Thursday, 30 Oct, 2008 Science

Hubble Took an Amazing Picture of Two Interacting Galaxies


When Hubble telescope was finally brought back online it went down to business immediately, making some terrific photos of the gravitationally interacting galaxies, dubbed Arp 147. The telescope was able to take the amazing images thanks to its Wide Field Planetary Camera 2 (WFPC2).

After analyzing the image, specialists concluded that the telescope, which is an international project of NASA and ESA, has its camera working the same way it did before Hubble went offline. Scientists gave the picture a "perfect 10" for the performance, as well as for its beauty.

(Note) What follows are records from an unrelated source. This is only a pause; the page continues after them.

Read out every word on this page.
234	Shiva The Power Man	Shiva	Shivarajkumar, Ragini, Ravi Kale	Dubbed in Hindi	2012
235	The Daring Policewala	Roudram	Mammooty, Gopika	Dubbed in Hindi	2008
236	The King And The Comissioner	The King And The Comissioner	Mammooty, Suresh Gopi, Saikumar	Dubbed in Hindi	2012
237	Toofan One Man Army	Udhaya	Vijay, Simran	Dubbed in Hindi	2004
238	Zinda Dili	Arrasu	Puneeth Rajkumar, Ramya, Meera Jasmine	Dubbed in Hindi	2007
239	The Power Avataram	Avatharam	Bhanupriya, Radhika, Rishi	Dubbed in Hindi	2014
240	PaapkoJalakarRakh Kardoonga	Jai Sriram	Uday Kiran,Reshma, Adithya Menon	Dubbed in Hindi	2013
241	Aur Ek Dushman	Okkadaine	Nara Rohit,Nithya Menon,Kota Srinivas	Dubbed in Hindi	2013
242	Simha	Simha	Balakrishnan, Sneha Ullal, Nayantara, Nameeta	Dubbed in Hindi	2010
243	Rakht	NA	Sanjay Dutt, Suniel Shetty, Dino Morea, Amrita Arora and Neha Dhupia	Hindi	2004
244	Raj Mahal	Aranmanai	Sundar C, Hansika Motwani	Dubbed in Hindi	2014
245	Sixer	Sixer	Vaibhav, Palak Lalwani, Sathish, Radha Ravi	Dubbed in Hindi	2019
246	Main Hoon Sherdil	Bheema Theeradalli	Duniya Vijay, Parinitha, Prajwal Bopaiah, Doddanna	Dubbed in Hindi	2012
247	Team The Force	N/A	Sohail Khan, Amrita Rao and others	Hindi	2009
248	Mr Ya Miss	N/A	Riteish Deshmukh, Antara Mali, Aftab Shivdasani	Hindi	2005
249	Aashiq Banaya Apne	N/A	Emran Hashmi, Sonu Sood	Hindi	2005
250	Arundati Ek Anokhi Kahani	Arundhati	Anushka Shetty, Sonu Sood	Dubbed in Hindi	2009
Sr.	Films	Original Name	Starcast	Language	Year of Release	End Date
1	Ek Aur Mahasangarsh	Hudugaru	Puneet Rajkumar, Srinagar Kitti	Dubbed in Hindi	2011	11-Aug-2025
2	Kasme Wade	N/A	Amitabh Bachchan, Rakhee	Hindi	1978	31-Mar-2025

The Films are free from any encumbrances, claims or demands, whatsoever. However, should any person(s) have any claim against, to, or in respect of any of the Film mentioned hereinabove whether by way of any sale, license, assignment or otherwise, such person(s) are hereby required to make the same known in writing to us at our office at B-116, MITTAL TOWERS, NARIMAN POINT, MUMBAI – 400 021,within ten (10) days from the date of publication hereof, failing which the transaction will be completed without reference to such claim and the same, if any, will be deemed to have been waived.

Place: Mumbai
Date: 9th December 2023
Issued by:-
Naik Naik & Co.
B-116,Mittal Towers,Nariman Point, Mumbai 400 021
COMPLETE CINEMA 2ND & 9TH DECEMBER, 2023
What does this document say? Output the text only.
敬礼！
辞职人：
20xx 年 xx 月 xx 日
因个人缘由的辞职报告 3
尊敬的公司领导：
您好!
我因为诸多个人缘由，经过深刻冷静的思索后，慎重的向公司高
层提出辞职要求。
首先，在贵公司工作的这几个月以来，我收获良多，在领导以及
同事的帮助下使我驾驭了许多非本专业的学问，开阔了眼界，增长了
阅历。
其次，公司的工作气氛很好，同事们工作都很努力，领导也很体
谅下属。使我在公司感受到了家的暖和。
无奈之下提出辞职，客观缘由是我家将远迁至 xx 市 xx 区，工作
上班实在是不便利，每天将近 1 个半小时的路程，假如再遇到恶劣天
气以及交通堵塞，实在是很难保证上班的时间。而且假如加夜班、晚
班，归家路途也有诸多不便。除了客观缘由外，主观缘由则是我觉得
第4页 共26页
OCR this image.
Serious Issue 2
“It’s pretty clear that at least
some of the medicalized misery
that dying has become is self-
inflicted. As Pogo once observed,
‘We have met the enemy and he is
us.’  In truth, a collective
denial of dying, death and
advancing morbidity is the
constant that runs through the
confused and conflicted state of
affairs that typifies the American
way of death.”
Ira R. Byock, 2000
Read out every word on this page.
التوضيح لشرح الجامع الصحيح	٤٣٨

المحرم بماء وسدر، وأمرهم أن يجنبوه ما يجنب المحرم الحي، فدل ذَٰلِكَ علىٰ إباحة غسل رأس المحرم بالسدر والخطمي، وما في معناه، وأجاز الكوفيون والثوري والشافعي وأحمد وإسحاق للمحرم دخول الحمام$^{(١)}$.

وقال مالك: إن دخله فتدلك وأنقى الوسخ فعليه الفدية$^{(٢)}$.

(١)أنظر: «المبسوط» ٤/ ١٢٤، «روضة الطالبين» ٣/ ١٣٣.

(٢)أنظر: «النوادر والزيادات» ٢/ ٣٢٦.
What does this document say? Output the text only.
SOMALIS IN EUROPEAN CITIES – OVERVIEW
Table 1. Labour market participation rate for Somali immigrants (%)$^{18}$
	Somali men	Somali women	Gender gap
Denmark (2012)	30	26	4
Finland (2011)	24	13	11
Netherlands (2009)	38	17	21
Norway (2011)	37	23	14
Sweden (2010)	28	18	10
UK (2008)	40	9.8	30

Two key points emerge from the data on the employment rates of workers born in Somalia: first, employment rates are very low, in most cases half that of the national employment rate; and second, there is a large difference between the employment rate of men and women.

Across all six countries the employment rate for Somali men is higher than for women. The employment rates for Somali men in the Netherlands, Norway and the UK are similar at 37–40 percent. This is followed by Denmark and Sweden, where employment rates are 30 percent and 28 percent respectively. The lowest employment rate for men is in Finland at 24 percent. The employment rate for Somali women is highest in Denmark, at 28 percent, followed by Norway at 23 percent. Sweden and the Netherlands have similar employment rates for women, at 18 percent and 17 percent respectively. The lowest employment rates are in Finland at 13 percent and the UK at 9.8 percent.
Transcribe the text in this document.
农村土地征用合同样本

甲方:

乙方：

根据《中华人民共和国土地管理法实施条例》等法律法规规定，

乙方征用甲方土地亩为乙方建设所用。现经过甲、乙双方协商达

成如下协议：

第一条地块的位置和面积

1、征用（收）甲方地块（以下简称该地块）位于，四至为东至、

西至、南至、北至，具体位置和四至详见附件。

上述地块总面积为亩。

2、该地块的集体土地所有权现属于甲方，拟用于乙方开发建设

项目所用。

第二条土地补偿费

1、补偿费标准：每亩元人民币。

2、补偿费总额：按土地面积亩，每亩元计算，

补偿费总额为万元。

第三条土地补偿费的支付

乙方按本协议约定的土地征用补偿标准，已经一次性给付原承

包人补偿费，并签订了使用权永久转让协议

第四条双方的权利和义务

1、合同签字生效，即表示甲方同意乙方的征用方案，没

The image shows that the left-most galaxy is somewhat intact, apart from the ring of starlight. The galaxy is called the "one," while the "zero" is the second right-most galaxy, which shows a blue ring of star formation. The blue ring appeared after the left-most galaxy went through the right-most one. When the two galaxies met, their impact generated the ring just like a stone which was thrown into a pond, creating outwardly circular rings, reports the European Website for NASA/ESA Hubble Space Telescope.

As the surplus of density smashed with outer material, which was heading inwards because of the gravitational pull of the left and right galaxies, this generated shocks and dense gas, which in its turn stimulated the formation of a star.

At the lower left side of the blue ring you can see a ruddy knot, which is probably the place of the original nucleus of the stricken galaxy. Hubble Space Telescope took picture of the Arp 147 on October 27-28, 2008. The galaxy pair lies in the constellation of Cetus, found over 400 million light-years away from our planet.